Join us for a tasty tour of Tallahassee
Lively Cafe brings the outdoors inside.
You’ll feel quite virtuous eating lunch at the Lively Café. For starters, it’s located in the community room of downtown’s historic St. John’s Episcopal Church — and the menu includes a great variety of healthful homemade soups, salads and sandwiches. There are a few deviations from your standard restaurant. They only serve lunch on weekdays from 11 a.m. to 1:30 p.m. and it’s cash or check only — no credit cards. There’s a rotating set of color-coded menus featuring four different collections of sandwiches and salads. The soup-and-half sandwich special costs $6.50, and pretty much any lunch you choose will come in at less than $10. You can just wing it and see what’s on the menu board when you get there (lucky you if you make it on a day when they’re serving She Crab Soup), or go to the St. John’s website (saint-john.org), which lists the week’s menu and specials. Regulars time their visits to avoid the rush of students who amble over from Leon High School.

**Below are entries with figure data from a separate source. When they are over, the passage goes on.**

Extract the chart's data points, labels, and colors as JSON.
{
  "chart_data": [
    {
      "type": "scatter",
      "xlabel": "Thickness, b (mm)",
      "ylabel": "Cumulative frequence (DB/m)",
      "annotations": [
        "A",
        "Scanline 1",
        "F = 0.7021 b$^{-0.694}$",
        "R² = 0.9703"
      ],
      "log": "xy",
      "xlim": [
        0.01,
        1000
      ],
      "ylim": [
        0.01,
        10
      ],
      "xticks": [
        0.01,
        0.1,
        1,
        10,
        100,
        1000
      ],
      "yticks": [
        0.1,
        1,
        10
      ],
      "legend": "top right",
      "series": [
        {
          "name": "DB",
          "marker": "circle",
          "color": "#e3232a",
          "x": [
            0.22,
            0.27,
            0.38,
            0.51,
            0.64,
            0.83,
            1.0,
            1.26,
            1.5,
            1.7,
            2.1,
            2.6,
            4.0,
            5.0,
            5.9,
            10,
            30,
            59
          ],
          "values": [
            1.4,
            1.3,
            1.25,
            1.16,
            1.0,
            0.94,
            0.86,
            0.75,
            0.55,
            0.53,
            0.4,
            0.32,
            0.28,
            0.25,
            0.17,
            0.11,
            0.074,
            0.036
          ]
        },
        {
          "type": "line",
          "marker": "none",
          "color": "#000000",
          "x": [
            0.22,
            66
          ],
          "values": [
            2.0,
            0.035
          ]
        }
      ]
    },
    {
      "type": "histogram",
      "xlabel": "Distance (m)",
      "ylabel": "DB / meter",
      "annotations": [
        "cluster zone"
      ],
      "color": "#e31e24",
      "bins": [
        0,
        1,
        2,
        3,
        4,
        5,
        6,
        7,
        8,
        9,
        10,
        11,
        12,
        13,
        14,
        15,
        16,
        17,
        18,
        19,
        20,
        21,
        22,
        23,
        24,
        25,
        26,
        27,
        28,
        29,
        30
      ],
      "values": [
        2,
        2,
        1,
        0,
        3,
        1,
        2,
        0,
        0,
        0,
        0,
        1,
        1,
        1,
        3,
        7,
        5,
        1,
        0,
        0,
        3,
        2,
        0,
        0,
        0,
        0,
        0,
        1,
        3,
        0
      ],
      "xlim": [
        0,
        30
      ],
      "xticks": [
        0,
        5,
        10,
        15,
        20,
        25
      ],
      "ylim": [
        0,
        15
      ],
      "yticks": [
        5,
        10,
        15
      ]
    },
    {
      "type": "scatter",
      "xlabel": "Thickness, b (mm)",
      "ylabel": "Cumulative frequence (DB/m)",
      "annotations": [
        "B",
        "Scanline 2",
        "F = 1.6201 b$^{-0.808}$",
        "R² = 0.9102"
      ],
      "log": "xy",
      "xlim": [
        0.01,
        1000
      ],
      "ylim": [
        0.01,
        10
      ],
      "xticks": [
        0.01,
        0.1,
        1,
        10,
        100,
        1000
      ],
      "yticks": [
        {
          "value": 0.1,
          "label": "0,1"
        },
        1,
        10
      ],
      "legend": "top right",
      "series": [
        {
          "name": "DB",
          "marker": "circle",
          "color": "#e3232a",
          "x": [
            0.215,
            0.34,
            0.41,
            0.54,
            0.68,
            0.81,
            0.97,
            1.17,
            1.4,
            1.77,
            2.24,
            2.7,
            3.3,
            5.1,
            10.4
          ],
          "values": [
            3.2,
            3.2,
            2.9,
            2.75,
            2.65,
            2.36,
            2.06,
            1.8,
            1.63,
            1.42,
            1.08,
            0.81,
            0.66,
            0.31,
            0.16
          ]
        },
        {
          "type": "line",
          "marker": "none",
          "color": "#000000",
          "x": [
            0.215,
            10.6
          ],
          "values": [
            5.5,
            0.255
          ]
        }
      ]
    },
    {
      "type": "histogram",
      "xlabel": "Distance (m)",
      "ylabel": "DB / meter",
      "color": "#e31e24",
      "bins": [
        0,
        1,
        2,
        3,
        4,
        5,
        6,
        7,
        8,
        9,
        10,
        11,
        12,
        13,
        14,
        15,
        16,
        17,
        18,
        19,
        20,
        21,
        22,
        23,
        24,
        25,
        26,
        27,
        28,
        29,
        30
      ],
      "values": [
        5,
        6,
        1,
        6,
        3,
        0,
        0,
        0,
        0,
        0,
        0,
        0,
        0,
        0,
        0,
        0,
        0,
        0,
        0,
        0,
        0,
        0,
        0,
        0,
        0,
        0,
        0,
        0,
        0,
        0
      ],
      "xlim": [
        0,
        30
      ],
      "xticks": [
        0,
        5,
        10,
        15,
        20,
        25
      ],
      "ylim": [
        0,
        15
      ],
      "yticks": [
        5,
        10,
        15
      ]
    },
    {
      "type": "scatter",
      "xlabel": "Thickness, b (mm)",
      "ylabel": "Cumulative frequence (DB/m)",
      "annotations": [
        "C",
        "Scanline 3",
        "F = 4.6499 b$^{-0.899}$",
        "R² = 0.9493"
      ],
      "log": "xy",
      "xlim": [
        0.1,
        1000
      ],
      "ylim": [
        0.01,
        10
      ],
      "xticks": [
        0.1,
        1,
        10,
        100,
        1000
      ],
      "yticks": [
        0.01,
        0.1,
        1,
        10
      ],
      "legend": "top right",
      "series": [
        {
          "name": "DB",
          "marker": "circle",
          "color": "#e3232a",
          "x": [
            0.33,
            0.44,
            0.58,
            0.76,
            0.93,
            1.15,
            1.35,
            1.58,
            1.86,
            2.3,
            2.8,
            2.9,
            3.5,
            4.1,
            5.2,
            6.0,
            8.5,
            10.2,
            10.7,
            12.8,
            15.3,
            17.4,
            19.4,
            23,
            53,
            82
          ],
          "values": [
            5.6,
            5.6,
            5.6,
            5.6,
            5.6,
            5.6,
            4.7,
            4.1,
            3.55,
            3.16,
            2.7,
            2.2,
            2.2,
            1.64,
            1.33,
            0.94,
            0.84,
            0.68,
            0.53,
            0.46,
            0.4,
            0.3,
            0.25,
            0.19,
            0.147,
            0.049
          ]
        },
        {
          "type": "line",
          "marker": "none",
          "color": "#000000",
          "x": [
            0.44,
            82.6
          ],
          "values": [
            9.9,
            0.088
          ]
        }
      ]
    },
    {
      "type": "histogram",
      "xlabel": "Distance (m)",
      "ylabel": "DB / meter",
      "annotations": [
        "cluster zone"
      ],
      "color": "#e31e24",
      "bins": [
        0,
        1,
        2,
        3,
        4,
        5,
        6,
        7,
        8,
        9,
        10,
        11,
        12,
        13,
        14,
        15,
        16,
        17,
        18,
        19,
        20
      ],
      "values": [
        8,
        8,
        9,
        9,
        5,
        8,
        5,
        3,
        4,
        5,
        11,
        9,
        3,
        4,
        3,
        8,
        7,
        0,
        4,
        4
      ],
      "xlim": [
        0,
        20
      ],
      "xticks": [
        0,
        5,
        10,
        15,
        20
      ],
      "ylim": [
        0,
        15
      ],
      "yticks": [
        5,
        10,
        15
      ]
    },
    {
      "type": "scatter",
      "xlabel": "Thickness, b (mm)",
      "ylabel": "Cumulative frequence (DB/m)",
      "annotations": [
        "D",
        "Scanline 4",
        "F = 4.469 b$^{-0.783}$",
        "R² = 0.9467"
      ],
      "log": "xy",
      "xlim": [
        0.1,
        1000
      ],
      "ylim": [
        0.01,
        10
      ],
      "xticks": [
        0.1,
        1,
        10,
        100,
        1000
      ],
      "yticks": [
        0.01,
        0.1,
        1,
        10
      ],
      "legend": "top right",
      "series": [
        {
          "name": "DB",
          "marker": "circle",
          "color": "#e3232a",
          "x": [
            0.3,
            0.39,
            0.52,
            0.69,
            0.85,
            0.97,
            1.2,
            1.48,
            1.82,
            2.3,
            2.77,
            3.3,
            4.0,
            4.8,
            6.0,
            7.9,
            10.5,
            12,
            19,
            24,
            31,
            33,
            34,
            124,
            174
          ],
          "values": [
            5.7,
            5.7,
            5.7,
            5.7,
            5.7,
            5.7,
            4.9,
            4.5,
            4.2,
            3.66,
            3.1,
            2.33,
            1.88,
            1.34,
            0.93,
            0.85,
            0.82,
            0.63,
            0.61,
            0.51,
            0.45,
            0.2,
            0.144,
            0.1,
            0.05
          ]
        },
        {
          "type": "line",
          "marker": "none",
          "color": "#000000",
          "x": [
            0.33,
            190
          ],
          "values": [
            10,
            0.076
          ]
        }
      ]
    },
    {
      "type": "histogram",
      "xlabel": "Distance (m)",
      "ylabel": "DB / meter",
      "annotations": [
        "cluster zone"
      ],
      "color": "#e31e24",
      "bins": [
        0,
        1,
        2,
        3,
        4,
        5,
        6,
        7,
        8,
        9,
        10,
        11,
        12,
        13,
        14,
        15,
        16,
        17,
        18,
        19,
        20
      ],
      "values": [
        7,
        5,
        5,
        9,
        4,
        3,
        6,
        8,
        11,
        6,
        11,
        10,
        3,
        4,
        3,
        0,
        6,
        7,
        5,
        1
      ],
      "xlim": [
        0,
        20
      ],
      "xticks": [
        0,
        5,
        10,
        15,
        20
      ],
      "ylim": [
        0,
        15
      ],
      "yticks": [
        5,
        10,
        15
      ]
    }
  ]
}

Sometimes you’re just craving a juicy slice of prime rib — but you go with the chicken because it’s one of the most expensive things on the menu. at cody’s original roadhouse, you can get your red meat fix with a full-on roasted prime rib of beef meal for just $10.98 on the lunch menu. The 7-ounce cut is a gracious plenty of meat and it comes with salad, a side and a basket of hot, fresh sweet rolls served with cinnamon butter.
Masa’s Asian take on fried cheesecake is far from ordinary. Cheesecake is rolled into a wonton skin and served over ice cream with fresh strawberries, chocolate syrup and whipped cream. Other syrups, including mango, strawberry and kiwi, can be added to this sinfully sweet $6 treat for an extra zesty flavor.
WHAT DO THE CHEFS EAT ON A HOT DAY?
Cypress Executive Chef David Gwynn dives into summer with grilled seafood. “A good hamburger or grilled seafood speaks summertime to me,” the Best of Tallahassee winner said. “What’s also interesting is that in the summer months we tend to eat spicy food in a tropical climate because it makes us sweat, creating a cooling effect.”